The supply chain becomes a design variable
Recent disruptions have exposed a structural vulnerability: pharmaceutical supply chains are optimized for efficiency, not resilience.
That model is no longer sufficient.
Advanced therapies depend on highly specialized inputs—vectors, enzymes, single-use components—often sourced from a limited number of suppliers. Any disruption can delay development timelines materially.
As a result, supply planning is moving upstream. It is now embedded in development decisions rather than treated as a downstream optimization problem.
This includes:
- Diversifying suppliers early in development
- Localizing critical inputs where possible
- Aligning manufacturing and logistics strategies from the outset
Supply chain resilience is no longer a corrective measure. It is a design requirement.
A quiet shift in operating models
Another structural change is unfolding beneath the surface.
For years, the industry moved toward outsourcing—leveraging CROs and CDMOs to reduce costs and increase flexibility. That model is now being rebalanced.
There is a clear shift toward hybrid and insourced approaches.
The driver is not cost. It is control.
Data, models, and decision systems have become strategic assets. Relying on external partners for core execution introduces opacity—limiting visibility, slowing decisions, and creating dependency.
The emerging model keeps critical capabilities in-house while selectively externalizing execution. This restores control over data flows and enables faster, more transparent decision-making.
The geopolitical layer: India’s repositioning
Geography is becoming a competitive factor again.
India, long positioned as a cost-efficient manufacturing base, is moving up the value chain. It now combines several structural advantages:
- A workforce of ~900,000+ professionals across pharma and adjacent sectors
- A growing network of 1,000+ accredited clinical trial sites
- Strong legacy in generics, now expanding into biologics and advanced modalities
Policy is reinforcing this shift. The INR 10,000 crore SHAKTI program is accelerating investments in clinical infrastructure, regulatory science, and biomanufacturing capabilities.
The opportunity is not incremental.
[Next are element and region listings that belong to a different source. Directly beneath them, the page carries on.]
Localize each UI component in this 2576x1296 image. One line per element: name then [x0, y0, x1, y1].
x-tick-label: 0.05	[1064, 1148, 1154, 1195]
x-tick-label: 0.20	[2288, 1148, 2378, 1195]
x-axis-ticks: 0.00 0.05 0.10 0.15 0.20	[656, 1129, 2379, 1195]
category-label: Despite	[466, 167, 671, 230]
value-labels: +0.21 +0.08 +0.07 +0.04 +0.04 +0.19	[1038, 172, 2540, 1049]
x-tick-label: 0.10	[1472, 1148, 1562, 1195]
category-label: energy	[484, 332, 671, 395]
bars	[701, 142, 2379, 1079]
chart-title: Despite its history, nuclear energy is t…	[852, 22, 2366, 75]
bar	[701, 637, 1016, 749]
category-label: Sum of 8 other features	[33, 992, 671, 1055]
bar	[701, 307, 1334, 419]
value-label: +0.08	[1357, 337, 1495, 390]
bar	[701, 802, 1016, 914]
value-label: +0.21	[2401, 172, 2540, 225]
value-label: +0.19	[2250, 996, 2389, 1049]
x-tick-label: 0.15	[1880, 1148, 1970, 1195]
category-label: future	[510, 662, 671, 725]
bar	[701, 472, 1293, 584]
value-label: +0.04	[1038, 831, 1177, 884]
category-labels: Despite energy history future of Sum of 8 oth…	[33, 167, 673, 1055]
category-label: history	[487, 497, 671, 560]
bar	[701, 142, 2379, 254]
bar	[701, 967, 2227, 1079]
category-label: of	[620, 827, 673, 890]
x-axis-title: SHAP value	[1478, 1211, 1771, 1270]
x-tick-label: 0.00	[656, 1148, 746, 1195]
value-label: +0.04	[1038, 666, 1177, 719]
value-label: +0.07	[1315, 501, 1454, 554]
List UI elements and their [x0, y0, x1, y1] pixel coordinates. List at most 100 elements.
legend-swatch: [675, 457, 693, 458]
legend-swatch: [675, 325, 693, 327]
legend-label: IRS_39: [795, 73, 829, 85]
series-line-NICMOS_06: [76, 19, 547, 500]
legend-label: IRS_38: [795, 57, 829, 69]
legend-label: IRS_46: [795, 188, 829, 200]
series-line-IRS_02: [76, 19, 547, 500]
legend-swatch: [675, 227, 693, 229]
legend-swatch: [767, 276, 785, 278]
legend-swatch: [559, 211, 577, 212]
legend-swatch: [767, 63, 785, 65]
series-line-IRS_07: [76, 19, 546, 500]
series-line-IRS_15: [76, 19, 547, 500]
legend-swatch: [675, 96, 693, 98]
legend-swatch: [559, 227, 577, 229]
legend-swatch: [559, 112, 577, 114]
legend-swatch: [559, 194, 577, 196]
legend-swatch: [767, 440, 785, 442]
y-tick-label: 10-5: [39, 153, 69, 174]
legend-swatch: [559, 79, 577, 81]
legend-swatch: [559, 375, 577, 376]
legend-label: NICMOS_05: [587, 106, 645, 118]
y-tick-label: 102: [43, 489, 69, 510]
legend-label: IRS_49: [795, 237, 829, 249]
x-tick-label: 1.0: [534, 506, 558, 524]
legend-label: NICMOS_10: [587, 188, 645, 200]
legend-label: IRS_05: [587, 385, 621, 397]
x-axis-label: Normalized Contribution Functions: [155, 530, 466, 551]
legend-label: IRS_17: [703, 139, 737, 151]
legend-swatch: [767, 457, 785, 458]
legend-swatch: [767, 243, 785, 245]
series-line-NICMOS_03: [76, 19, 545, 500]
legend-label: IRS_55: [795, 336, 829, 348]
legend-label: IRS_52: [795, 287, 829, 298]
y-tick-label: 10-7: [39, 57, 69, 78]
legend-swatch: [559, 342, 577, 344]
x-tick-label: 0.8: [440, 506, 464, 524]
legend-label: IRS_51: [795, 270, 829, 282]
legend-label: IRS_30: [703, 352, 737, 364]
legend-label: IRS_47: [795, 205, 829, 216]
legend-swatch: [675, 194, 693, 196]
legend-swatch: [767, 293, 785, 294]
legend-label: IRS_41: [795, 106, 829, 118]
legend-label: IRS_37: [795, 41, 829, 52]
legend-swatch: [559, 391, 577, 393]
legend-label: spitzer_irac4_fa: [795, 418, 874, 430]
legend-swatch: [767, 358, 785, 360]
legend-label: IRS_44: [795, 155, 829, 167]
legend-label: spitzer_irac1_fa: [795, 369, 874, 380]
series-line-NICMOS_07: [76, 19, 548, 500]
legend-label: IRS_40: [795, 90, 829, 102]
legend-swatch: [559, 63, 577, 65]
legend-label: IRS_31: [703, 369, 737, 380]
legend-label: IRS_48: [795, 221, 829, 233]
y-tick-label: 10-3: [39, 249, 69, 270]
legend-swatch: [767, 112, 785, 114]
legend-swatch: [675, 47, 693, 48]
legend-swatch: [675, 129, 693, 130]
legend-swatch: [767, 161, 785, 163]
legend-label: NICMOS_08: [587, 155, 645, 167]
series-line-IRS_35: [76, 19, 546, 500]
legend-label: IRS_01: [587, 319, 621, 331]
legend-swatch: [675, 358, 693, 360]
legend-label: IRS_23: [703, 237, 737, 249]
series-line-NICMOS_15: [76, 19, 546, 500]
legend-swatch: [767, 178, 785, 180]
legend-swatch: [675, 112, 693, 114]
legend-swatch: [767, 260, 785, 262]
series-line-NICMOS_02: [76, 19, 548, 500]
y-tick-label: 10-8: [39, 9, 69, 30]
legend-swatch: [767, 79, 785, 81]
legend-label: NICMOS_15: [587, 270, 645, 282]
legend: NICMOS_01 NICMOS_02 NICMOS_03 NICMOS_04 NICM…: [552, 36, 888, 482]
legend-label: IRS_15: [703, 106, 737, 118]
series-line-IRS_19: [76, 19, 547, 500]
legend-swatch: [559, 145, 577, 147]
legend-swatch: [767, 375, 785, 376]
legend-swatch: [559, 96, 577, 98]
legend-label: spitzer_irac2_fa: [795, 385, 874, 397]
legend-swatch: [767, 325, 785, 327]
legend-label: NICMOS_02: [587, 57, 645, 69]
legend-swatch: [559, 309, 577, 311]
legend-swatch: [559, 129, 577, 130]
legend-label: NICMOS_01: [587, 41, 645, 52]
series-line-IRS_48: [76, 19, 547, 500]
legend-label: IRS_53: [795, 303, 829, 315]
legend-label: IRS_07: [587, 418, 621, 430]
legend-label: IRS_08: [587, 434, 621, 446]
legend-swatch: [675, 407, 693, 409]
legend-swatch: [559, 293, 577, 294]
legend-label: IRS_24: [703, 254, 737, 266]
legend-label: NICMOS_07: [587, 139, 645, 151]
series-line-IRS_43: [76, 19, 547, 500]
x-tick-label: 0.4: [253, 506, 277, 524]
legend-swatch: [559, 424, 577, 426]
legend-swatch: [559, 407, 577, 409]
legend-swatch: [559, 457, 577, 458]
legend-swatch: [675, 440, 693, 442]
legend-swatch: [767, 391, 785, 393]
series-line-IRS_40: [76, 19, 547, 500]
It is structural.
If these capabilities are effectively integrated, India transitions from being a supplier to becoming an execution layer for global pharma—connecting discovery, development, and manufacturing within a single system.
The constraint is coherence. Fragmentation across institutions still limits system-level efficiency. But the direction is clear.
What this means
The industry is entering a phase where isolated excellence is no longer enough.
- Discovery without manufacturability fails
- AI without governance stalls
- Scale without resilience breaks
The competitive advantage is shifting toward those who can integrate these elements into a coherent system.
This changes how value is created:
- From breakthroughs to execution reliability
- From products to platforms
- From speed to decision quality
The result is a quieter but more consequential transformation. Pharma is not just innovating faster—it is becoming structurally different.
And in that structure, the winners are already becoming visible.